Дмитрий любил лес не меньше поля, и особенно на рассвете. Он вставал затемно, задыхаясь от сухого мороза, уходил на лыжах прямо через Острицу. До опушки всего полчаса быстрой ходьбы. Долго плутал по лесным полянам, утопая и проваливаясь в сугробах, возвращался в село. У деда Матвея дымилась на столе горячая картошка, стояли в мисках соленые огурцы и моченые антоновские яблоки.
Дмитрий возвращался в одно и то же время, старик никогда не ошибался.
Они ели картошку с огурцами и тихо разговаривали. Дед Матвей за четыре года изменился, хотя внешне не очень заметно. Стал более замкнутым, совсем несговорчивым, все время проводил с топором или ножом в руках. Если не строгал топорища, тесал коромысла, выстругивал колодки для своего приятеля-сапожника. Занимался иногда чем-нибудь другим. Толок и просеивал табак и открывал вьюшку в трубе, чтобы вытягивало, — дышать в такие минуты было нечем в маленькой избенке, собранной по бревнышку с большим трудом с помощью деда Силантия два года назад.
Дед Матвей чихал и ругался, вспоминая вслух, в какой просторной избе жил до войны. Самый настоящий пятистенок. Неважно, что начинал оседать. Теперь бы приподнять, подложить пару венцов дуба, и тогда — еще на век, надо же ей было сгореть.
Шли годы, старик начинал отделять свою сгоревшую избу от общей войны; ему порой думалось, что изба могла бы и уцелеть. Племяннику негде вытянуться, старик каждый раз сокрушался. Голова упиралась чуть ли не в потолок — так мала избенка, бес ее возьми!
— Ничего, старик, — успокаивал его Дмитрий. — Я же ненадолго. День, два — опять на работу. Не журись, ничего не сделаешь. Не нужна мне большая изба, старик, и в этой хорошо. Не веришь?
— Ладно, ладно, Митька. Ничего я не знаю. Сейчас вы молодые, да ранние. Человеку простор нужен, а так ему душно.

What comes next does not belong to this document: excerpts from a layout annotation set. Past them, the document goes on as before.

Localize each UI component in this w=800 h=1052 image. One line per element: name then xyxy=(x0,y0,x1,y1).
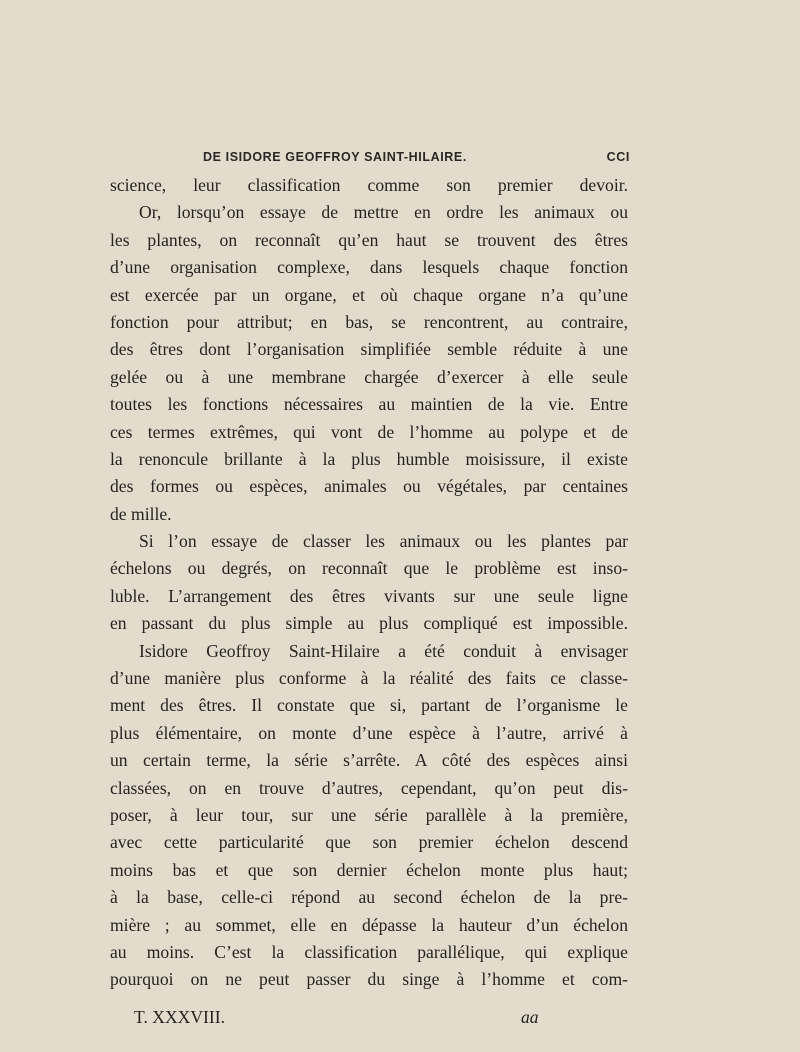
text-line: luble. L’arrangement des êtres vivants sur une seule ligne xyxy=(110,585,628,606)
text-line: de mille. xyxy=(110,503,172,524)
text-line: un certain terme, la série s’arrête. A côté des espèces ainsi xyxy=(110,750,628,771)
text-line: mière ; au sommet, elle en dépasse la hauteur d’un échelon xyxy=(110,914,628,935)
text-line: en passant du plus simple au plus compliqué est impossible. xyxy=(110,613,628,634)
text-line: ment des êtres. Il constate que si, partant de l’organisme le xyxy=(110,695,628,716)
text-line: toutes les fonctions nécessaires au maintien de la vie. Entre xyxy=(110,394,628,415)
text-line: pourquoi on ne peut passer du singe à l’homme et com- xyxy=(110,969,628,990)
text-line: ces termes extrêmes, qui vont de l’homme au polype et de xyxy=(110,421,628,442)
text-line: est exercée par un organe, et où chaque organe n’a qu’une xyxy=(110,284,628,305)
text-line: moins bas et que son dernier échelon monte plus haut; xyxy=(110,859,628,880)
footer-signature-line xyxy=(110,1007,628,1043)
text-line: d’une organisation complexe, dans lesquels chaque fonction xyxy=(110,257,628,278)
text-line: Si l’on essaye de classer les animaux ou les plantes par xyxy=(139,531,628,552)
volume-label: T. XXXVIII. xyxy=(134,1007,226,1027)
text-line: des êtres dont l’organisation simplifiée semble réduite à une xyxy=(110,339,628,360)
text-line: plus élémentaire, on monte d’une espèce à l’autre, arrivé à xyxy=(110,722,628,743)
text-line: Isidore Geoffroy Saint-Hilaire a été conduit à envisager xyxy=(139,640,628,661)
text-line: la renoncule brillante à la plus humble moisissure, il existe xyxy=(110,448,628,469)
running-title: DE ISIDORE GEOFFROY SAINT-HILAIRE. xyxy=(203,150,467,164)
page-number: CCI xyxy=(606,150,630,164)
body-text xyxy=(110,172,628,994)
text-line: gelée ou à une membrane chargée d’exercer à elle seule xyxy=(110,366,628,387)
text-line: poser, à leur tour, sur une série parallèle à la première, xyxy=(110,804,628,825)
text-line: échelons ou degrés, on reconnaît que le problème est inso- xyxy=(110,558,628,579)
text-line: au moins. C’est la classification parallélique, qui explique xyxy=(110,941,628,962)
text-line: Or, lorsqu’on essaye de mettre en ordre les animaux ou xyxy=(139,202,628,223)
text-line: science, leur classification comme son premier devoir. xyxy=(110,175,628,195)
text-line: classées, on en trouve d’autres, cependant, qu’on peut dis- xyxy=(110,777,628,798)
signature-mark: aa xyxy=(521,1007,539,1027)
running-head xyxy=(203,150,630,172)
text-line: des formes ou espèces, animales ou végétales, par centaines xyxy=(110,476,628,497)
text-line: fonction pour attribut; en bas, se rencontrent, au contraire, xyxy=(110,311,628,332)
text-line: d’une manière plus conforme à la réalité des faits ce classe- xyxy=(110,668,628,689)
text-line: à la base, celle-ci répond au second échelon de la pre- xyxy=(110,887,628,908)
text-line: avec cette particularité que son premier échelon descend xyxy=(110,832,628,853)
text-line: les plantes, on reconnaît qu’en haut se trouvent des êtres xyxy=(110,229,628,250)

Разговор завязался на второй день после прихода Дмитрия, за ужином. Они выпили раз и другой по стакану мутноватого, приятного на вкус самогона, настоянного на вишневом листе. В подслеповатое окошечко ничего не разглядеть — ранние наступают зимой сумерки, быстро и молча приходит ночь. Дед Матвей зажарил глазунью. Она, еще горячая, пузырилась на большой черной сковороде, занявшей чуть ли не полстола. «Где он ее такую откопал?» Дмитрий рассеянно вслушивался в длинные и туманные рассуждения деда Матвея: в подпитии со стариком случалось. Дмитрий приготовился к долгому сидению. Он набегался на лыжах, и ему не хотелось разговаривать, тянуло после стакана самогонки на сон. Дед Матвей, выпив, проворчал, что слаба штука, обманывает честной народ чертова баба.
— Марфа? — спросил Дмитрий, зевая, вспоминая другой вечер, пять лет назад.
— Какая там Марфа — кума Степанида, есть у нас такая червоточица. Марфа теперь не занимается. Стала председательшей, куда и делось. Сейчас она на ферме работает — передовичка! — во тебе! Я тебе, Митька, не так просто говорю. Человеку, ему, лешему, простор нужен. А так, взаперти, он чахнет, хоть ты его салом-медом залей, все одно чахнуть будет. Баба и расцвела, на простор вышла, ветру свежего хватила.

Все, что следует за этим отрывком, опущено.